Halbuki herkes sandığın demokrasinin en önemli ayağı olduğunu bilir. Demokrasilerde kimin memleketi yöneteceğinin yegane belirleyicisinin sandık olduğu nasıl bir gerçek ise bir başka gerçek, insanlık aleminin damıtarak yıllar içinde geliştirip oluşturduğu değerler, insani hak ve özgürlüklerdir ve bunlara değer biçilmesi ve tartışılmaz değerler olduğunun kabul edilmesi gerekir. Bu değerler devredilemez değerlerdir. Çoğunluk, yönetim erkini elinde bulundurur ama bu erkin kullanılması elbette sınırsız değildir. Muhalefetin sandığa rağmen azınlıkla ülke yönetimini ele geçirmeye çalışması veya silah kullanarak ele geçirmesi kuşkusuzdur ki, darbedir. Ancak, çoğulculuğu ıskalamak, yerine çoğunlukçuluğu ikame etmekte bir başka darbe çeşidi olarak kabul edilmelidir. Demokrasi, iktidar dışındaki azınlık gruplarının haklarının garanti altına alındığı bir yönetim tarzı olduğu gerekçesiyle arzulanan bir sistemdir.
Demokrasi ve çoğulculuk konusunda günümüz siyasi iktidarına haksızlık etmeden, Türkiye’de öteden beri gelmiş geçmiş tüm siyasi iktidarlar daima fetihçi bir anlayışla kendi dışındakileri hep dışlamış ve yok saymıştır. Ya bendensiniz ya düşman anlayışı Türkiye’de maalesef hep hakim bir siyaset tarzı olmuştur. Geçmiş iktidarlar Kemalist, Türk milliyetçisi bir gençlik yaratmaktan bahsederken günümüz siyasi iktidarı da dindar bir gençlik yaratmayı hedefe aldığını defaatle ifade etmiştir. Her ikisinin bakış açısı özde tersten birbirinin aynısıdır. Oda, çoğulculuğu farklılığı ortadan kaldırarak her şeyi tekleştirme ve bunun üzerinden çoğunluklarını yaratmaktır. Halbuki Türkiye’nin çok etnisiteli, çok dinli, çok dilli, çok kültürlü yapısı düşünüldüğünde bu farklılıkları tekleştirmeye çalışmanın kendisi etnik, kültürel, dilsel ve dinsel bir kırımdır.

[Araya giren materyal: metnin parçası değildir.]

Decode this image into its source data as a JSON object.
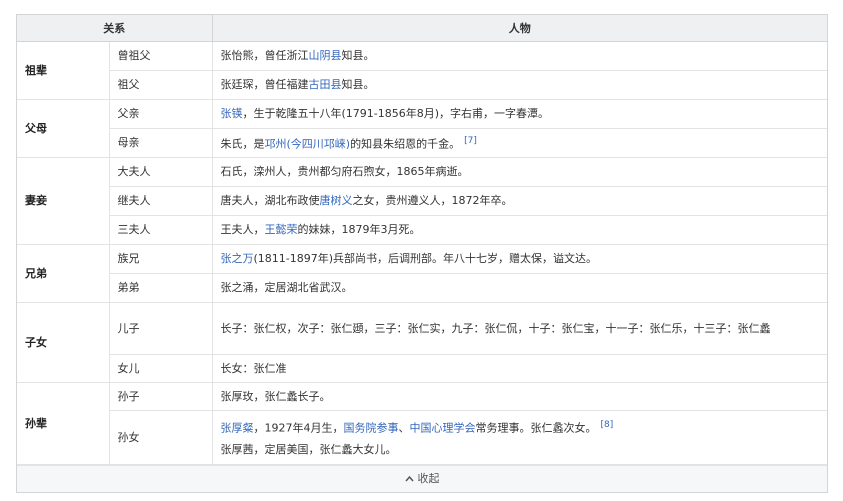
{
  "header": {
    "relation": "关系",
    "person": "人物"
  },
  "groups": {
    "zubei": "祖辈",
    "fumu": "父母",
    "qiqie": "妻妾",
    "xiongdi": "兄弟",
    "zinv": "子女",
    "sunbei": "孙辈"
  },
  "rows": {
    "r0": {
      "rel": "曾祖父",
      "t0": "张怡熊，曾任浙江",
      "l0": "山阴县",
      "t1": "知县。"
    },
    "r1": {
      "rel": "祖父",
      "t0": "张廷琛，曾任福建",
      "l0": "古田县",
      "t1": "知县。"
    },
    "r2": {
      "rel": "父亲",
      "l0": "张锳",
      "t0": "，生于乾隆五十八年(1791-1856年8月)，字右甫，一字春潭。"
    },
    "r3": {
      "rel": "母亲",
      "t0": "朱氏，是",
      "l0": "邛州(今四川邛崃)",
      "t1": "的知县朱绍恩的千金。",
      "ref": "[7]"
    },
    "r4": {
      "rel": "大夫人",
      "t0": "石氏，滦州人，贵州都匀府石煦女，1865年病逝。"
    },
    "r5": {
      "rel": "继夫人",
      "t0": "唐夫人，湖北布政使",
      "l0": "唐树义",
      "t1": "之女，贵州遵义人，1872年卒。"
    },
    "r6": {
      "rel": "三夫人",
      "t0": "王夫人，",
      "l0": "王懿荣",
      "t1": "的妹妹，1879年3月死。"
    },
    "r7": {
      "rel": "族兄",
      "l0": "张之万",
      "t0": "(1811-1897年)兵部尚书，后调刑部。年八十七岁，赠太保，谥文达。"
    },
    "r8": {
      "rel": "弟弟",
      "t0": "张之涌，定居湖北省武汉。"
    },
    "r9": {
      "rel": "儿子",
      "t0": "长子：张仁权，次子：张仁頲，三子：张仁实，九子：张仁侃，十子：张仁宝，十一子：张仁乐，十三子：张仁蠡"
    },
    "r10": {
      "rel": "女儿",
      "t0": "长女：张仁准"
    },
    "r11": {
      "rel": "孙子",
      "t0": "张厚玫，张仁蠡长子。"
    },
    "r12": {
      "rel": "孙女",
      "l0": "张厚粲",
      "t0": "，1927年4月生，",
      "l1": "国务院参事",
      "t1": "、",
      "l2": "中国心理学会",
      "t2": "常务理事。张仁蠡次女。",
      "ref": "[8]",
      "t3": "张厚茜，定居美国，张仁蠡大女儿。"
    }
  },
  "footer": {
    "collapse": "收起",
    "icon": "chevron-up-icon"
  },
  "colors": {
    "link": "#3366bb",
    "header_bg": "#eef0f2",
    "border": "#d4d4d4"
  }
}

Özgürlükçü olduğu iddiasındaki siyasi iktidarın bu çoğunluk sevdasından bir an önce vazgeçerek çoğulculuğu esas alması bir zorunluluktur. Değil yüzde elli, yüzde yetmiş de alsanız eğer çoğulcu bir siyaset izlemediğinizde yönettiğiniz ülkede huzuru ve güveni tesis edemezsiniz. Tersi de doğrudur eğer çoğulculuğu esas alır, yani herkesi kendisi olduğu gibi kabul eder ve ihtiyaçlarını karşılar iseniz huzur ve güveni tesis edebilirsiniz. Kendiniz için ne istiyorsanız, kendi dışınızdakiler içinde istediğiniz zaman Kürt meselesinden Alevi meselesine, oradan azınlıklara kadar, bu ülkede çözülemeyecek mesele kalmayacaktır. Bu ülkede herkesin kendi diliyle, mezhebiyle, kültürüyle kendisini bölgesinde yönetmesi beraber ve mutlu yaşamasının da garantisidir. 12 yıldır siyasi iktidarsın artık yakınmadan adım at. Bu son barış sürecini heba edersen, bu milletin iki elinin de yakanda olacağını unutmamalısın.